In a county in western Kenya, the gold trade is luring children to a bustling mining town where child labor is common, with children as young as eight working deep inside the hard earth in search of gold.

Even as World Day Against Child Labor falls on Wednesday, children in the town of Migori dive deep into hundreds of tunnels lacking light, air, and warmth, the walls damp and musty, covered in moss and darkened by years of abuse. Only their footsteps can be heard echoing off the tunnel walls.

Armed with pickaxes, they carry sand and rocks in basins from the mines in the hope of finding precious gold flakes and nuggets. Some basins are very heavy, forcing children to grind them along the dirt tunnel floors into an opening to start the sorting process.

Looking from above, one can see dozens of children adding water to basins in search of gold. These children rarely see the inside of a classroom, as they spend most of their days here, and in fact their parents, guardians, and the wider community supports their difficult labor.


Poor, tired, and skipping school

“We’re very poor, we need money from wherever we can get it,” Mary Nseme from the nearby village of Nyatika told Anadolu Agency.

“We know children aren’t supposed to work, but without them, we can’t eat, as most of us are old.”

As June 12 marks World Day Against Child Labor, the International Labor Organization (ILO) and the European Union say that more than 1.9 million children in Kenya -- one of sub-Saharan Africa’s top five economies -- are working. Numerous reports show the numbers of Kenyan child numbers are growing as poverty rates rise, especially in rural and poor urban households.

A recent ILO fact sheet laments the millions of children age 5-17 working in Kenya, adding: “Only 3.2% of these children have attained a secondary school education and 12.7% have no formal schooling at all.”

Speaking in Swahili, Diana Anyango told Anadolu Agency: “I started to do this work when I was 8 years, now I’m 14. I would love to go to school but my family says I have to work. I’m always in and out of school.”

“When we leave this place … for me, my joints ache and I’m extremely tired,” said Milka Atieno, 13. “When it rains I get malaria because mosquitoes are all over.
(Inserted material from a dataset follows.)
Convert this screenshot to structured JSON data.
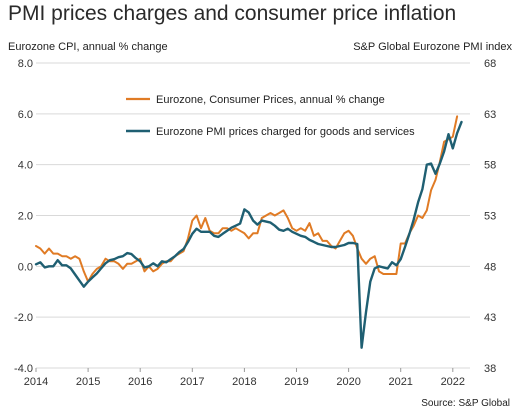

Telling how her family depends on her mine work, she added: “When I get specks of gold my family is very happy and I don’t work for a few days. We also eat chicken at home, which makes me happy.”

The children here are subjected to one of the worst forms of child labor, but as yet local authorities are doing little to address the situation.

Elekiah Agola, the head teacher of Macalder Primary School, told Anadolu Agency that whenever she visits the mines, she sees some of her occasional-at-best students.

“They don’t come to school, but they choose to work to fend for their families,” she explained.

Attempts to reach local officials for comment went unanswered, but speaking to media on the issue, former Nyatike MP Edick Anyanga commented that the national government and the Education Ministry should help these children and their families to ensure that they stay in school.